Firefox for android has supported ublock origin for ages

[–] [email protected] 5 points 9 months ago (2 children)

It does? thanks for letting me know, was not aware of this. I've been using DuckDuckGo privacy browser because I like to rely on the F-droid app store and sadly Firefox is not available there.

[–] [email protected] 7 points 9 months ago (1 children)

If you install fennec from f-droid it's the same thing as Firefox and provided by Mozilla.

[–] [email protected] 4 points 9 months ago

Mull is an other good option, and available from f-droid.

[–] [email protected] 4 points 9 months ago

Mull is a (privacy tuned) fork of Firefox for Android, supports ublock origin and is on F-Droid. I've used it for a long time. Highly recommended.

[–] [email protected] 3 points 9 months ago (1 children)

How many extensions Firefox will handle without things get slow? I use only 3 now 🤷‍♂️

[–] [email protected] 17 points 9 months ago (2 children)

that depends entirely on which extensions are enabled

[–] [email protected] 7 points 9 months ago (1 children)

Definitely, along with the specs of your phone.

[–] [email protected] 11 points 9 months ago

Also, with mv3 extensions, the extensions that are not actively doing some work are not really "running" in the first place but are just waiting for some event to happen that they have previously told Firefox to inform them about, but there isn't any persistent execution context that is constantly running.

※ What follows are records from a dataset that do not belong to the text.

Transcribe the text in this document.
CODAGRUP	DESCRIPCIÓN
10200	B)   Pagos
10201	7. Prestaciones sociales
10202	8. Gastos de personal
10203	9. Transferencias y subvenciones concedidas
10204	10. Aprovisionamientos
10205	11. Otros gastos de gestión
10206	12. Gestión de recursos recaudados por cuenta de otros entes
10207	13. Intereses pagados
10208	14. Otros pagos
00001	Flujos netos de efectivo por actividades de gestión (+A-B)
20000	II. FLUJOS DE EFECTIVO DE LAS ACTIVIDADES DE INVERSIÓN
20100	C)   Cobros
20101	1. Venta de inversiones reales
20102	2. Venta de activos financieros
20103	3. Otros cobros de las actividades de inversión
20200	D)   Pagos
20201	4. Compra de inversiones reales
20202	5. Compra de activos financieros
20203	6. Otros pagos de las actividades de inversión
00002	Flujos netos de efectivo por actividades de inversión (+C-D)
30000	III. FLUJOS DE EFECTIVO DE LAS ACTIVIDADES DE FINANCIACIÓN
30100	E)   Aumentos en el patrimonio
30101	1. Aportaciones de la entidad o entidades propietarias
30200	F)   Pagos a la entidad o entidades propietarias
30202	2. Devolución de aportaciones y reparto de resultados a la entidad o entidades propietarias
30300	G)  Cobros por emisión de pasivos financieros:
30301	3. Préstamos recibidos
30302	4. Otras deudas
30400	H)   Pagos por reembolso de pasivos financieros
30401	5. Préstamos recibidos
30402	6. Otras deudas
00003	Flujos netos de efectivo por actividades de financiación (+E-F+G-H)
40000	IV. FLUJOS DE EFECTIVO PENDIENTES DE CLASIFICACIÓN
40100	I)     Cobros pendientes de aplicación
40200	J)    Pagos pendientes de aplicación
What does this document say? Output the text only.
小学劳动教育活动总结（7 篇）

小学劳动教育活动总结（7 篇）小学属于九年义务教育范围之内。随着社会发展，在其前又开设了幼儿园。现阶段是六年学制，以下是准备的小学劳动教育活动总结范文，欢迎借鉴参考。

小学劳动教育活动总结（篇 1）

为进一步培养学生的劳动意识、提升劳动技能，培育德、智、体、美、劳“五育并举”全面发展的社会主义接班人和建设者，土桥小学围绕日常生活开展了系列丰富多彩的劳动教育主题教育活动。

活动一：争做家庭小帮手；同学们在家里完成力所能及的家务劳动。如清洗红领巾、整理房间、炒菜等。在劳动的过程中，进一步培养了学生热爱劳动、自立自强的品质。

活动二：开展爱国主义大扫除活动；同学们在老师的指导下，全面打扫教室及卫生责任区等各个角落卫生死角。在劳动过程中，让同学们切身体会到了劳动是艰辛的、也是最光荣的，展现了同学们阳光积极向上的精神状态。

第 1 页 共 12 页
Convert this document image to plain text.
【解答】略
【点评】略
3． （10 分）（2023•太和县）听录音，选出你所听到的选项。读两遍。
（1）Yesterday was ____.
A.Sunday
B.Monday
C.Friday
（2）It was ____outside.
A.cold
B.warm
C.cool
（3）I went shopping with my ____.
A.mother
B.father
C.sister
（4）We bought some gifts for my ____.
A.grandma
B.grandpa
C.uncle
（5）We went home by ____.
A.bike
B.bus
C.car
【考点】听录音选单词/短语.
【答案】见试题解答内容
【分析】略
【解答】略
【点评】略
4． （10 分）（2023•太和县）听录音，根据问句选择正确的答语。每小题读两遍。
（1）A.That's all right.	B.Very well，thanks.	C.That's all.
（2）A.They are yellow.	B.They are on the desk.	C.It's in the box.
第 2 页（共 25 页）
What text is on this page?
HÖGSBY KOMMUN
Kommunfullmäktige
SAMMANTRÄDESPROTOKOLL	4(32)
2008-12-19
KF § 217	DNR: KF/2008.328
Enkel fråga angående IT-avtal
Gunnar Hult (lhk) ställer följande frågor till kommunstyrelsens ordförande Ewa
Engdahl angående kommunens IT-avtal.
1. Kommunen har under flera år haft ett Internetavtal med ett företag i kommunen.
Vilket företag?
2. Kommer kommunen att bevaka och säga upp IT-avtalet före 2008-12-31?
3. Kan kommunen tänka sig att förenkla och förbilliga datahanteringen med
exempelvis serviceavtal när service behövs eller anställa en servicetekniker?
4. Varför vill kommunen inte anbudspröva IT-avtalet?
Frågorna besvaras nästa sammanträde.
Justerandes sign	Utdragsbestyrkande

I believe one reason why extension support was not-fully enabled earlier was because mv2 extensions required persistent background context for each extension and that could cause issues if Android just decided to kill that process. But with mv3 the extensions are required to be able to be suspended and then woken up on demand.

[–] [email protected] 3 points 9 months ago

Yup, most well written extensions will be basically free on modern hardware, even a phone.

...unfortunately well written code is rare in the modern world.